Biochar is biomass that’s burned at high temperatures with very low oxygen, which results in a porous, charcoal-like substance, Matuck said. The group tested whether biochar would increase the weight of the eggplants grown, affect the number of vegetables produced or improve the overall appearance of the plant.
After the summer was over, Matuck put the research into a poster that now hangs in the Froiland. She’ll present that poster at the symposium on April 15.
“I think it’s pretty cool to be a part of a group of people that are doing research and doing science,” Matuck said.
Senior Ana McCabe also chose an agricultural sustainability topic, but she did the research alone as part of her thesis for her environmental studies major.
McCabe’s thesis focuses on finding the most sustainable food sourcing option while considering a variety of household variables, such as food deserts, budgets and access to sustainability.

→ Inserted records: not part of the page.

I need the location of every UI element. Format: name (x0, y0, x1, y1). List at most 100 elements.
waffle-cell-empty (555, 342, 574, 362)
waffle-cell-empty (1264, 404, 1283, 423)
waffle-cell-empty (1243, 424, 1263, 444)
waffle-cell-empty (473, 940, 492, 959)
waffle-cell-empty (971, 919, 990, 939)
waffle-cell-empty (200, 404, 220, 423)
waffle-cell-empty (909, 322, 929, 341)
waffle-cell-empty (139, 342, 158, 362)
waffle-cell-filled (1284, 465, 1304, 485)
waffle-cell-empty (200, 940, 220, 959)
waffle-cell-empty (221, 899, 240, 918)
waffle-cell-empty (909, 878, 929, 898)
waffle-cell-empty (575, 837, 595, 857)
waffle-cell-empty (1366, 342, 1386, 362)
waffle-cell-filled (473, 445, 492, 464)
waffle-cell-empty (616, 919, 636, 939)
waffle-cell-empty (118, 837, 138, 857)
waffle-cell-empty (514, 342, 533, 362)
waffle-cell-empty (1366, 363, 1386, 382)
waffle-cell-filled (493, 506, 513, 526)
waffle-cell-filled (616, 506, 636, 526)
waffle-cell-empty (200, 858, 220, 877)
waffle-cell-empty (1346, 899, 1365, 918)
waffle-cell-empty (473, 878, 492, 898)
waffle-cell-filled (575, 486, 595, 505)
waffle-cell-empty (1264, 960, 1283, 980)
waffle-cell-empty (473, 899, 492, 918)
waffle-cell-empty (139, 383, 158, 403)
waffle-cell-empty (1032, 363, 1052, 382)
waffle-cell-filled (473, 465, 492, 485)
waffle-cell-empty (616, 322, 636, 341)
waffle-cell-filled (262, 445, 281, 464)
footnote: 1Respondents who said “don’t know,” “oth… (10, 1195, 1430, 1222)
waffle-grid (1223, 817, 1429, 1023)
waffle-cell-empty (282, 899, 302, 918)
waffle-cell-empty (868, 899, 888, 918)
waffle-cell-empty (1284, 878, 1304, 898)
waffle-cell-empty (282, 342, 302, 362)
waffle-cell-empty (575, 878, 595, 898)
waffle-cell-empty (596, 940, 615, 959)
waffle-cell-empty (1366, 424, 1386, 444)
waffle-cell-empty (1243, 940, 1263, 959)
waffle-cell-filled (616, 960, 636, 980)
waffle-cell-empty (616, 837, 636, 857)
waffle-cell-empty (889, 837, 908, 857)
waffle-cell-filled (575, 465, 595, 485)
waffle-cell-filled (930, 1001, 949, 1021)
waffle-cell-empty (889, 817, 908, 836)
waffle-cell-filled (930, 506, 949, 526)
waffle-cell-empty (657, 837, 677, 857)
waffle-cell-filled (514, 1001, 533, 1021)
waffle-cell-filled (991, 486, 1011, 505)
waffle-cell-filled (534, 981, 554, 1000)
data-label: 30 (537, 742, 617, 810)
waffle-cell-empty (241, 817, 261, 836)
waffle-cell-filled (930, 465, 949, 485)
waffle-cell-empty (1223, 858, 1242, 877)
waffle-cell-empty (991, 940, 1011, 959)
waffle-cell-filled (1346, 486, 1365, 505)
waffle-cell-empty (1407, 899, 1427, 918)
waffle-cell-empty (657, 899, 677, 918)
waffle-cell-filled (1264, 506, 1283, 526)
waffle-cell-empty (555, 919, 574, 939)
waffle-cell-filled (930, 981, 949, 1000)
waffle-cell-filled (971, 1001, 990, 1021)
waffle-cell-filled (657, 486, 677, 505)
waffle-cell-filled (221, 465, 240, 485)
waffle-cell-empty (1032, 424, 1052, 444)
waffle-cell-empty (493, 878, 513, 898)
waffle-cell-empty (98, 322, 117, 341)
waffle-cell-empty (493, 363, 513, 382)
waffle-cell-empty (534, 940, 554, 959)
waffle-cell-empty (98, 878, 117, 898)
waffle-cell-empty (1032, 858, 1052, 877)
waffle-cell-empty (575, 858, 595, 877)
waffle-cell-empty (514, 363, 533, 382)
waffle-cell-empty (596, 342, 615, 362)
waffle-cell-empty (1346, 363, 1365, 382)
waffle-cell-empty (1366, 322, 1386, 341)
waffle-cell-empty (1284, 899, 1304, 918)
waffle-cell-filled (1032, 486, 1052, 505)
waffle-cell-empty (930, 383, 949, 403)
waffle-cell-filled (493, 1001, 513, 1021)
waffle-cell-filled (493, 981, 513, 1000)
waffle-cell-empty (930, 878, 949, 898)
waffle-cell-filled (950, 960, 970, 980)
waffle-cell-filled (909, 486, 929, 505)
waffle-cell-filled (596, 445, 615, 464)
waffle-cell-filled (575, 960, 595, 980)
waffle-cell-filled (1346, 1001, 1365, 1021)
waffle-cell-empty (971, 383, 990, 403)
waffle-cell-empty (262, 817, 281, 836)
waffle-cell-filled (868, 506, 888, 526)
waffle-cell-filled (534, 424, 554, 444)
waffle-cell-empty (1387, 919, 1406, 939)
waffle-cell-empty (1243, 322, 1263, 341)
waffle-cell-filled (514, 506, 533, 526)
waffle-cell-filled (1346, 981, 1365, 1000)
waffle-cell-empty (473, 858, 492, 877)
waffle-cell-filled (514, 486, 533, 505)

“Food sustainability is such a huge subject that it was hard to narrow it down,” McCabe said. “I thought of the difficulties of being sustainable but also realizing that there are so many other households in one community that my sustainability for food might be different than someone else’s.”
This will be McCabe’s second time presenting at the symposium, but this year she’s doing an oral presentation instead of a poster.
“It just gives you great life skills to use once you have a career, like just being able to present to people that you might not know or learning how to present to the public on issues that you know a lot about, but they might not,” McCabe said.
In addition to the poster presentations and the oral presentations, Perry said there will be a table display sharing the work from biology professor Sally Mallowa’s interim class on global food sustainability. While these aren’t formal submissions to the symposium, Perry said it shows how the campus gets excited about student research.
Despite the large amount of sustainability research at this year’s symposium, students will present on plenty of other topics, like languages and STEM research. There will even be students presenting history talks from history professor Cory Conover’s class.
“Sometimes research can have a very isolating effect, and maybe this is a benefit of the symposium for both the speaker and the audience,” Perry said. “It’s a way of breaking down the isolating factor that comes from research and making it more of a communal moment.”